Brazilian exports of rice from March to August totaled 560,000 tons. The result is equivalent to 93% of the initial forecast of the National Food Supply Company (Conab), according to which foreign sales should total 600,000 tons of rice by February 2010. Presently, Brazil exports to 56 countries.

According to the technician for planning at the Conab, Regina Santos, the export result is very positive for the sector, because there are still six months left before the end of the business year.

"We should exceed the initial forecast. As for imports, there should be a reduction, because the estimate was that we would purchase 800,000 tons by February 2010, and up until July we have only imported 347,000 tons, which is good for Brazil," she says.

Brazil is currently the leading producer and consumer of rice in the world, not counting the Asian continent. The Brazilian product started gaining renown in the foreign market last year, when India, the third largest exporter of the grain, withdrew its product from the market in order to curb local inflation in food prices.

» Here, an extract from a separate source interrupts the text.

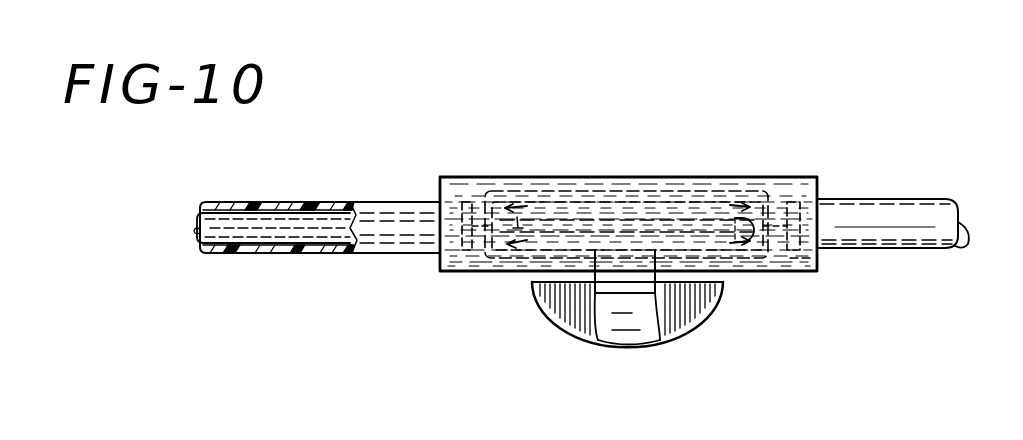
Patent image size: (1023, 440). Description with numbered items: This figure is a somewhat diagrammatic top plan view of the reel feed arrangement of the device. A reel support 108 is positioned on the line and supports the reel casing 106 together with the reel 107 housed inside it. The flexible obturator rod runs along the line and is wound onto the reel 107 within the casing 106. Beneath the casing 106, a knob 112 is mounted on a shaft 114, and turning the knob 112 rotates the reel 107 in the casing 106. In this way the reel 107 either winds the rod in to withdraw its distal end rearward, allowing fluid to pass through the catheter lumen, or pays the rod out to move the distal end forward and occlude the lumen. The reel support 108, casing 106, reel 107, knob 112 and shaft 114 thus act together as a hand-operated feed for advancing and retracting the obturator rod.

According to Regina, imports by Russia, the United Kingdom and Africa, the continent with the strongest demand for rice in the world, are the driving forces behind the good results in Brazilian exports of the product.

African countries are the leading destination of Brazil sales, and account for 75% of the country's exports. However, targets such as Saudi Arabia and the United Arab Emirates, to which Brazil exported for the first time this year, are starting to gain weight in Brazilian sales.

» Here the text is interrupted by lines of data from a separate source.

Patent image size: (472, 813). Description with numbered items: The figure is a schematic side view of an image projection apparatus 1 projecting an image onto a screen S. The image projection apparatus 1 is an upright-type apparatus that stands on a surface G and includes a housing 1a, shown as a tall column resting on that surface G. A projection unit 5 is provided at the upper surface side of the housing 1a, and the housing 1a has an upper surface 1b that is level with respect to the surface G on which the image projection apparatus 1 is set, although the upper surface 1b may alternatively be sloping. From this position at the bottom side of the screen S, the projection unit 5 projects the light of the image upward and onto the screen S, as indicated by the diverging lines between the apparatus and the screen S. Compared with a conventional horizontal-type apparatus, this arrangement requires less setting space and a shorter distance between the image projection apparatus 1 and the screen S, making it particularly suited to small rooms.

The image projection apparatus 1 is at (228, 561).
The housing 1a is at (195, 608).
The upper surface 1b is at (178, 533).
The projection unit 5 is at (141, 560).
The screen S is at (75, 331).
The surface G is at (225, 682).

To the market advisor of the Rice Institute of the State of Rio Grande do Sul (Irga), Marco Aurélio Tavares, the performance of rice exports in the first half of the business year will be crucial for reducing surplus production in the state of Rio Grande do Sul, which should produce 7.9 million tons of the grain. Foreign sales also result in better earnings for farmers, thus encouraging new investment.

"From March to August, the United States and the Asian countries were in the period between crops, which is already over," explains the advisor. "Competition will be much more fierce from now on, but still we believe that we may export another 200,000 tons or so before the business year ends," says Tavares.